Ya antes decía que la noble idea de que los artistas e intelectuales dirigieran las principales instituciones tuvo, en la mayor parte de los casos, una vida efímera. Comenzamos a convivir, y hasta a ver como normal, al menos en el caso de los Centros del Libro y la Literatura, la existencia de una estructura dirigida por alguien con criterios administrativos, a quien se subordinaban instancias tan estratégicas como editoriales, revistas y frentes de promoción. Muy lejos la realidad del sueño. Numerosos galimatías padecimos, aunque, en honor a la verdad, también se podrían señalar honrosas excepciones.

Las distorsiones y yerros de los decisores en esas instancias podrían llenar cientos de cuartillas a lo largo de 30 años. No me detendré en ello. Solo lanzo la idea de concebir para la esfera del libro una nueva propuesta estructural donde la literatura no se subordine al criterio empresarial, como ocurre hoy, que escasean los líderes y sobran los empresarios.

Foto: Internet
 

Considero que tal vez pudiera resultar óptima una estructura que conciba la existencia de centros de promoción literaria autónomos, subordinados a los sectoriales provinciales de cultura, solo en lo administrativo, para asuntos de logística y algunas políticas laborales.
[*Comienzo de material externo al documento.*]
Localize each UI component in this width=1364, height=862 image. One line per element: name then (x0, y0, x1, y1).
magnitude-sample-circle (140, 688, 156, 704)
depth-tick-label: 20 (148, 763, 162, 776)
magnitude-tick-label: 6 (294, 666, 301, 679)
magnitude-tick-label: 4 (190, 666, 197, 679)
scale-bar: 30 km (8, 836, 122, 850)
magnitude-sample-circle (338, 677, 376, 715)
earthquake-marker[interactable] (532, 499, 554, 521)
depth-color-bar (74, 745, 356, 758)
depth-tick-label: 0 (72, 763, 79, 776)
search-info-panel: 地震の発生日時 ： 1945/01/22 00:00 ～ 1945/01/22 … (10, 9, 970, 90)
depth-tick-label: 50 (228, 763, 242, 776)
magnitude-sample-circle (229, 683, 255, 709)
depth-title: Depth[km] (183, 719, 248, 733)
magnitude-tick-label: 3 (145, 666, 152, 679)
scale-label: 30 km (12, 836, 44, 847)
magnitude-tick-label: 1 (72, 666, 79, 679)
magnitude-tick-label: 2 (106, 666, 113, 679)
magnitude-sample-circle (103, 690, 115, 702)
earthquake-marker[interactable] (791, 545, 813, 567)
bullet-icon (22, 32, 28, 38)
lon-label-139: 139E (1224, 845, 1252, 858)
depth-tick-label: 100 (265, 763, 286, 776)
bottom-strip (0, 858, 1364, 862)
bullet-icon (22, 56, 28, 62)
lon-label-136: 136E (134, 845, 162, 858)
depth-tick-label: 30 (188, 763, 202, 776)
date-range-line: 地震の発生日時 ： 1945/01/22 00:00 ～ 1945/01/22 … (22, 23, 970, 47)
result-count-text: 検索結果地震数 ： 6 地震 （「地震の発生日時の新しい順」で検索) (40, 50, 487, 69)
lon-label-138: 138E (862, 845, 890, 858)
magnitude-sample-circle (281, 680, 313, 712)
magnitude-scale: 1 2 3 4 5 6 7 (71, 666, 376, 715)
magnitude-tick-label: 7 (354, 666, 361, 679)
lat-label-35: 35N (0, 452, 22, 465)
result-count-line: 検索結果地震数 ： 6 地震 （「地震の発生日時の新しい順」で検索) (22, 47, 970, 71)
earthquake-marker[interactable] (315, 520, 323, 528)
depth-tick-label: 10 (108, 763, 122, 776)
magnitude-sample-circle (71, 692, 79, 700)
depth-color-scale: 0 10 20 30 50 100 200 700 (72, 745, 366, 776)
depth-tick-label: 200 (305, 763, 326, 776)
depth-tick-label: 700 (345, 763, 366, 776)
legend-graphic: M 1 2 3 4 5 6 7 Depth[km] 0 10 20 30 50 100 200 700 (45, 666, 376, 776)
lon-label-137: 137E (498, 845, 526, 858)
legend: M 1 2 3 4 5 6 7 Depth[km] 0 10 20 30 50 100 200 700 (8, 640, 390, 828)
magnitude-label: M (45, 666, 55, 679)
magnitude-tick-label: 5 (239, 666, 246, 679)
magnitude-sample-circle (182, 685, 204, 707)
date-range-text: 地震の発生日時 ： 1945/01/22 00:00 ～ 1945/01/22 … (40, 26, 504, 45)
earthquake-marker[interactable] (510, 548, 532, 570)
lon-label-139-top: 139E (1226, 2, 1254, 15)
Pienso en una institución donde hagan vida las editoriales, las revistas, el plan de eventos y actividades, así como los procesos investigativos y aquellos enfocados a proveer información por todas las vías posibles. La comercialización quedaría sujeta al proceder empresarial en estructuras de empresas comercializadoras, con lo que regresaríamos —no derrotados, sino reconciliados— a la lógica de décadas atrás. En ese sentido, en el último Consejo Nacional de la Uneac el ministro de Cultura nos comunicó alentadoras perspectivas.
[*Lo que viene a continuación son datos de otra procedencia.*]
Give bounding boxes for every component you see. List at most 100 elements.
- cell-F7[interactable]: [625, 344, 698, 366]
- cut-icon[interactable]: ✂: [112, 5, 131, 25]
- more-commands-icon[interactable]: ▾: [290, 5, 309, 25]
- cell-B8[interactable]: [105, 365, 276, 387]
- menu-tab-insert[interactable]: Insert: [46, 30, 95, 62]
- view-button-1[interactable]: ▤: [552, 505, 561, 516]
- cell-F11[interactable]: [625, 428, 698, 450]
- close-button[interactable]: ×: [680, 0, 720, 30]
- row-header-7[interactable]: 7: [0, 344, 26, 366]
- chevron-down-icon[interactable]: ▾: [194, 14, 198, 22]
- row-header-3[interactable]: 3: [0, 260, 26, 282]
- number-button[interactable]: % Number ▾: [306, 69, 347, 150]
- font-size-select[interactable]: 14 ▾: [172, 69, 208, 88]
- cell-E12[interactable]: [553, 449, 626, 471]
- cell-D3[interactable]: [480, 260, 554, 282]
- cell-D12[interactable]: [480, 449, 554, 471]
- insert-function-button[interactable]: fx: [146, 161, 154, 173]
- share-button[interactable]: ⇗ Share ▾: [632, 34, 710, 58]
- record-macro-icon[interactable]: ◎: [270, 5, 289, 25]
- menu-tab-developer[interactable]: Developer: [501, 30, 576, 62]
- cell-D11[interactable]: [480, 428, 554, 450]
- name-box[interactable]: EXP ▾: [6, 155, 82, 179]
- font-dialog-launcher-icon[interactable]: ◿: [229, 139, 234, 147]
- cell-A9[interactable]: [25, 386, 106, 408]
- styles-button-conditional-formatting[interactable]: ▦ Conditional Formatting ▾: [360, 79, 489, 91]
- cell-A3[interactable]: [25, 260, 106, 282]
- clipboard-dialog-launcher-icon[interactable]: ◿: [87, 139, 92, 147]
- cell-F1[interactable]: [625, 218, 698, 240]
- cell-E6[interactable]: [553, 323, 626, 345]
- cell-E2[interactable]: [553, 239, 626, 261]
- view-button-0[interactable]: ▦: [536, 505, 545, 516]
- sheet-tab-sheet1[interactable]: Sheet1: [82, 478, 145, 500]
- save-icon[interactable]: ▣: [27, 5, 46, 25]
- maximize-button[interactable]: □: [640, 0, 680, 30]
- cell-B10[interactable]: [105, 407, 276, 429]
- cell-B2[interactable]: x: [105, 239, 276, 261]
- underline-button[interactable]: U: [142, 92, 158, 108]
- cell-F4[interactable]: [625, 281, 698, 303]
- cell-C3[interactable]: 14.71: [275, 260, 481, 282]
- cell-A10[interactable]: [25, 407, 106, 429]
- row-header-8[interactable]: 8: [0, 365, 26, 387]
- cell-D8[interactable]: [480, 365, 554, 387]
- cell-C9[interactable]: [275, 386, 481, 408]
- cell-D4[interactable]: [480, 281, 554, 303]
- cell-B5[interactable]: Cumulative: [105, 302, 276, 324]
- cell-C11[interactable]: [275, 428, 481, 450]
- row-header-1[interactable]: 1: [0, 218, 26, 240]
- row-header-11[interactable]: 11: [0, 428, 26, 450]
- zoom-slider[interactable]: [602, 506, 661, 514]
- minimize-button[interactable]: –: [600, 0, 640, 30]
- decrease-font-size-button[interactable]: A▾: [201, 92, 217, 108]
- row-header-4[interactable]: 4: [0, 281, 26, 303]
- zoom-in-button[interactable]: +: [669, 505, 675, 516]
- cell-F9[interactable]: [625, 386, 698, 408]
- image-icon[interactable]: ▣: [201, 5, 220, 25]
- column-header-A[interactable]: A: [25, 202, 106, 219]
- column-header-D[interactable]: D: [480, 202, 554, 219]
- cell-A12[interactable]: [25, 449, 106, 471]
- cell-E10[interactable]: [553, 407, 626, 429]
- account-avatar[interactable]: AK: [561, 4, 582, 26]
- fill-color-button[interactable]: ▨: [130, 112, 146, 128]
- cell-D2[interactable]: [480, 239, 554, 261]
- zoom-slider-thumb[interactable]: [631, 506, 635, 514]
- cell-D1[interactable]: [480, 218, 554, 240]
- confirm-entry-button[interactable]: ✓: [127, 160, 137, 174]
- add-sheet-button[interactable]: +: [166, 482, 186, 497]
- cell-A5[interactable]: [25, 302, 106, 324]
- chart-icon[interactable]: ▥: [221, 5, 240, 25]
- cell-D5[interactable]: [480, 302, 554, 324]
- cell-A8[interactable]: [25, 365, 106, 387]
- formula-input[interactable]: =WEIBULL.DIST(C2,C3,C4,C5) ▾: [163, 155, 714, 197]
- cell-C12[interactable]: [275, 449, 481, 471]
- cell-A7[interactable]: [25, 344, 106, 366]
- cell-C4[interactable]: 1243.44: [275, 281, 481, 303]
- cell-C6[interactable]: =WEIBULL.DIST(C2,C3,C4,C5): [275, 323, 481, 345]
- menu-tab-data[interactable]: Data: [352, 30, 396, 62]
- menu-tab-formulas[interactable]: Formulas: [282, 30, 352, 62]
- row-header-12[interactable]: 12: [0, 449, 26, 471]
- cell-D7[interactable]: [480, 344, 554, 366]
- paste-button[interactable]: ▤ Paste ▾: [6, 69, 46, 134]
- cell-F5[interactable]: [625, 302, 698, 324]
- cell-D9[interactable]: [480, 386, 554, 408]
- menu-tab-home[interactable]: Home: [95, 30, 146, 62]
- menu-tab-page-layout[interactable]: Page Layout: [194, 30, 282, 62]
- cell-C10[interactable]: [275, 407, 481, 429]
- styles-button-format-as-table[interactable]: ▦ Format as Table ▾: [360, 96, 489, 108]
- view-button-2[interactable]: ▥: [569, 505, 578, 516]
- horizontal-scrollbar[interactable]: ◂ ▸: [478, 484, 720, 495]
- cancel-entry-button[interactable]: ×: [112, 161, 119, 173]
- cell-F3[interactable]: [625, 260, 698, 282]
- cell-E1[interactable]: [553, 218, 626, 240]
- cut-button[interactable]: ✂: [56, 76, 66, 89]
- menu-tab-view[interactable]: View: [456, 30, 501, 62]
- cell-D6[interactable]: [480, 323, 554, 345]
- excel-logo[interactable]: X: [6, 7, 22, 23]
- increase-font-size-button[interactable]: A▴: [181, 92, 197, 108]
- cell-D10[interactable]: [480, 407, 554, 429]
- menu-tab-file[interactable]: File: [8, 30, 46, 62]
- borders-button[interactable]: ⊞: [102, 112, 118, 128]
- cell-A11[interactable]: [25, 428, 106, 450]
Sabemos que otra de las causas que deformó el planteamiento original de Hart fue el de los bajos salarios del sector, lo cual ponía a los escritores en amargas disyuntivas. Hoy, con las luces de la reforma salarial en vigor, la realidad pudiera ser otra. Ojalá muchos de los líderes, hoy reticentes a asumir la dirección de instituciones, se sientan motivados a enfrentar la tarea. Si son jóvenes, mejor. Sería un paso imprescindible para que podamos cambiar —una vez más y para bien— las reglas del juego.

 

Notas:
 
[1] Amando Hart Dávalos: Cambiar las reglas del juego (entrevista de Luis Báez); editorial Letras Cubanas, La Habana, 1983, sin ISBN, pp.15-16.